Des sommes d’argent considérables sont emprisonnées dans la spéculation financière qui n’a jamais cessé d’être et je me félicite de l’article, ce matin, dans l’humanité, de mon camarade Dimicoli.
Je vais peut-être apparaître comme un (vieux jeu) ; je m’en fous : je me rappelle des réparties de Georges Marchais face à ses contradicteurs quand ceux-ci lui faisaient part de l’impossibilité de satisfaire les revendications des travailleurs et il disait : « de l’argent il y en a ».
Oui, « de l’argent il y en a » et les centaines de milliards distribués aux banquiers baignent les comptes des rentiers au lieu de baigner l’économie réelle et le social.
C’est à cela qu’il faut s’attaquer.
Bien sûr, il faut soulever au rang de l’indignation cet argent distribué « à tout va » à quelques énergumènes de la finance pour bien marquer le caractère inacceptable de ces distributions en pleine crise et surtout pour montrer le pot aux roses des décisions du G20 et du drôle de l’Elysée avec son capitalisme moralisé.
Mais ce qui doit compter, c’est une autre répartition des richesses créées dans ce pays.
L’accent à la rentrée doit être mis sur les salaires et les retraites. De là émergera l’emploi et les investissements nécessaires pour le progrès social.
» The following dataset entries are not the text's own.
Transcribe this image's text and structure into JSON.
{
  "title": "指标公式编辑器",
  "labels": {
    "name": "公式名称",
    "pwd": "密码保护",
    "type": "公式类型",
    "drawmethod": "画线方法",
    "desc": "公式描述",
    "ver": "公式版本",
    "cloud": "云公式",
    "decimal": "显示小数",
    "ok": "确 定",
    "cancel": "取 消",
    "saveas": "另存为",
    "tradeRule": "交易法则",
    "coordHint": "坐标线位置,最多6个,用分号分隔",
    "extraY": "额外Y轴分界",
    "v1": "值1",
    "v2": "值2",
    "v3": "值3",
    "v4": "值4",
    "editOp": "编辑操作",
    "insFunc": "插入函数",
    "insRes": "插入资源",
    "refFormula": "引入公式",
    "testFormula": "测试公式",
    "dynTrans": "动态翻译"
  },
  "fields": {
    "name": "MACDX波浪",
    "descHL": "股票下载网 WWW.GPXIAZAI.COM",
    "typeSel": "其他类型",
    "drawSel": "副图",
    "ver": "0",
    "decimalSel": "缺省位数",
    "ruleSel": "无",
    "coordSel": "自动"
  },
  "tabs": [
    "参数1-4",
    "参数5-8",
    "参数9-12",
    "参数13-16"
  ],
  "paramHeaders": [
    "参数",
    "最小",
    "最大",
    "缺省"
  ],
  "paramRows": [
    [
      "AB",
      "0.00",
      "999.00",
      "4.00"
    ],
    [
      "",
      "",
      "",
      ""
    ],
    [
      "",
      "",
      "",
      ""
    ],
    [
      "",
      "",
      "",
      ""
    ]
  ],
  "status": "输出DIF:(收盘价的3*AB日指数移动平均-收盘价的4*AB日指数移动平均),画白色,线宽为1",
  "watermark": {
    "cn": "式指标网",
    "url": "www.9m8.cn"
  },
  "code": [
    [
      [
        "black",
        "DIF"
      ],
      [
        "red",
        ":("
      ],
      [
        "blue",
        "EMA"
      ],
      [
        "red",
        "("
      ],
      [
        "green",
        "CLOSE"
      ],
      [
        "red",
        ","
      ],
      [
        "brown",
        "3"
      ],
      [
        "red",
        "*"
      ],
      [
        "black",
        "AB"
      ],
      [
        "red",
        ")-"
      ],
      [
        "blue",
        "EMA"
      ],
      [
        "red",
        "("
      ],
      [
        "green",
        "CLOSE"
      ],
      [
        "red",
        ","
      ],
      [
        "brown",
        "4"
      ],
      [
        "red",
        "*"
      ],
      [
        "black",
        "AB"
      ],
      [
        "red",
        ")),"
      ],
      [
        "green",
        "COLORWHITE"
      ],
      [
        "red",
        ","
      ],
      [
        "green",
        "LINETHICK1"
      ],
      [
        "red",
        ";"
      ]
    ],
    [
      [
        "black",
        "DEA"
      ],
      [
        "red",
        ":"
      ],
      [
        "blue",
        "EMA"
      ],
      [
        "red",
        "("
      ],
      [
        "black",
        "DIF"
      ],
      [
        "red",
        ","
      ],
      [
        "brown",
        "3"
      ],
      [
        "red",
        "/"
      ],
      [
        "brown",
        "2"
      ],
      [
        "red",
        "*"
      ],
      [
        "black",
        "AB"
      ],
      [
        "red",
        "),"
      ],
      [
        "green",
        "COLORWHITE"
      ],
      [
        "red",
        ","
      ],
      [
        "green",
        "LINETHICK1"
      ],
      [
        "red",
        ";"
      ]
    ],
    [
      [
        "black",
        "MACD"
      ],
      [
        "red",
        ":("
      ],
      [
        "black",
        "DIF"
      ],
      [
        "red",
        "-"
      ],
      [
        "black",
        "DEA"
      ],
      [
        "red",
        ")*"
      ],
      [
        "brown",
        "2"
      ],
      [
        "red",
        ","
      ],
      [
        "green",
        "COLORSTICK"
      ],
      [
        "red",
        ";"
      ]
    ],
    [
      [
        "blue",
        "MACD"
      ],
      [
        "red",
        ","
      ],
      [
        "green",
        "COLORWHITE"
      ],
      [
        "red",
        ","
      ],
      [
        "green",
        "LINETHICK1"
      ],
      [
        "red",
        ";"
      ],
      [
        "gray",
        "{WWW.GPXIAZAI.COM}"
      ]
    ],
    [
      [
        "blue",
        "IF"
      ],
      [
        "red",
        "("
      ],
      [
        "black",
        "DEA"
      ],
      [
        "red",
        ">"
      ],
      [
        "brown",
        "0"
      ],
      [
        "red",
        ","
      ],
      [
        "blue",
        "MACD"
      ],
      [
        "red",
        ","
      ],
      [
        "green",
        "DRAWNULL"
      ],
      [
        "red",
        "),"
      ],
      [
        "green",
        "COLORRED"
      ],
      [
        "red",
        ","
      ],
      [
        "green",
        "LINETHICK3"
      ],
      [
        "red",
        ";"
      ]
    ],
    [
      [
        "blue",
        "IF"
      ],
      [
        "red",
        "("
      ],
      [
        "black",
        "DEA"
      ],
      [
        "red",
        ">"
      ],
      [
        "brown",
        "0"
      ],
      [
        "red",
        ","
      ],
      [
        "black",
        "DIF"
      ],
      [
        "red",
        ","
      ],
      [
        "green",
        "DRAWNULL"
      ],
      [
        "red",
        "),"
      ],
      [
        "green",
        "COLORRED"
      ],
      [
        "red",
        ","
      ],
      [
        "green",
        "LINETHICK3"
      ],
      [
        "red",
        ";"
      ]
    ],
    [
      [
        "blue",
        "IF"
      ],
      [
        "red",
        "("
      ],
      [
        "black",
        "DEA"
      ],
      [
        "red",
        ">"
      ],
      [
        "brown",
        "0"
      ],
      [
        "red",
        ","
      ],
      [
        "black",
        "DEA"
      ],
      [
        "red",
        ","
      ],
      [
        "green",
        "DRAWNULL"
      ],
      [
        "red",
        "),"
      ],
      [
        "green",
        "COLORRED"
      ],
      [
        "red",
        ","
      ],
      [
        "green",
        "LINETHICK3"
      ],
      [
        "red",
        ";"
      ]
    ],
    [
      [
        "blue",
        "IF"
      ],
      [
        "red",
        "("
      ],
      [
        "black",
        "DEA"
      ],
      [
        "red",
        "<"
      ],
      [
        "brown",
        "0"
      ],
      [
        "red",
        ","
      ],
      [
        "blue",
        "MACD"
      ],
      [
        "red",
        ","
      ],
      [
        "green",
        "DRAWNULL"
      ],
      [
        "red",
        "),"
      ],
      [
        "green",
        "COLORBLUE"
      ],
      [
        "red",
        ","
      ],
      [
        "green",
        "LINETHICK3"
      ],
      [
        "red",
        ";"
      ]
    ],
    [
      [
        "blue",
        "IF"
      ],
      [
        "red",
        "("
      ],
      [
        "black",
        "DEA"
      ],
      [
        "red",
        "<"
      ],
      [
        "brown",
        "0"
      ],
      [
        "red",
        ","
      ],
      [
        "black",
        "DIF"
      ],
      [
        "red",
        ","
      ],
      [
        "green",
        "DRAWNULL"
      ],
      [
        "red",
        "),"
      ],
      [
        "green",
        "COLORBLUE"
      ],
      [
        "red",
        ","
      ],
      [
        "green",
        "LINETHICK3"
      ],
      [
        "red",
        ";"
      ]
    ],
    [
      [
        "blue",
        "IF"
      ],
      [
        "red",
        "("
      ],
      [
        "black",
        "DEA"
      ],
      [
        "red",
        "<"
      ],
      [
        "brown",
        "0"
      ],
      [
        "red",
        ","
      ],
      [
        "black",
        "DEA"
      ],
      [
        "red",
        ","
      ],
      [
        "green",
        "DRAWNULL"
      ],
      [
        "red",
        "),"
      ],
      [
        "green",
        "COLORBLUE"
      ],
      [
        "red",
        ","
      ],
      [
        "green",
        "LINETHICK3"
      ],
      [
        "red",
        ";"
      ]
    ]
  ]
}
Dimicoli a raison de mettre en avant l’utilisation de l’argent à d’autres fins que la spéculation, notamment par des fonds gérés démocratiquement et allant aux entreprises qui créent de l’emploi mais il me semble que dans son argumentation il manque le prix de la force de travail.
C’est là-dessus que l’on va battre le capital.
C’est à partir d’une grande bataille autour des salaires et des qualifications que l’on inversera cette marche funèbre de l’abaissement du prix de la force de travail en vigueur dans tous les pays capitaliste depuis plusieurs décennies.
Observons ce qui vient encore de se produire avec les producteurs de fruits ; pour certains, la solution est dans une mise à niveau des salaires des cueilleurs français avec ceux plus faibles des autres pays.
Là est le cercle pourri : ne voir que des solutions qu’à travers l’abaissement du prix de la force de travail dans cette mise en concurrence des salariés.
C’est à cela qu’il faut s’attaquer et en discuter ferme avec les travailleurs.
Actuellement, c’est ce qui fait défaut.
On ne peut en rester, même si cela est une légitime défense, à des batailles dos au mur pour limiter les dégâts des fermetures et des licenciements à travers des plans dit sociaux où l’on brandit comme un trophée la bonne prime de départ obtenu.
Je crains que ces exemples, mis en avant, n’altèrent notre marche vers des batailles offensives tournées autour des salaires et des retraites.
Ce sont des victoires à la Pyrrhus.
Je rêve d’un grand débat communiste à le rentrée sur ce fameux triptyque de Karl Marx sur salaires, prix, profits, trois données actuellement dont les enjeux se trouvent dans nos vies de tous les jours.
Il me semble que la rentrée sociale devrait se faire sur les salaires et les retraites ; j’ai entendu pendant cet été les gens se plaindre de leur niveau de vie, de leurs salaires et retraites réduits par la crise, des prix qui ne cessent d’augmenter sur les produits de grande consommation, l’énergie qui coûte de plus en plus chère et puis ils voient, ils ne sont pas stupides, que les friqués s’en mettent plein les fouilles en se servant iniquement dans les caisses de l’état.
Alors, j’aimerai un PCF qui mobilise dés la rentrée tous ses militants dans une grande bataille pour les salaires et les retraites.
C’est d’ailleurs de cette manière que l’emploi et la croissance repartiront.
Une dernière chose, pourquoi ne pas aller plus loin que des fonds financiers régionaux, au demeurant utiles, et revendiquer la renationalisation des banques comme un outil public à mettre sous le contrôle du peuple.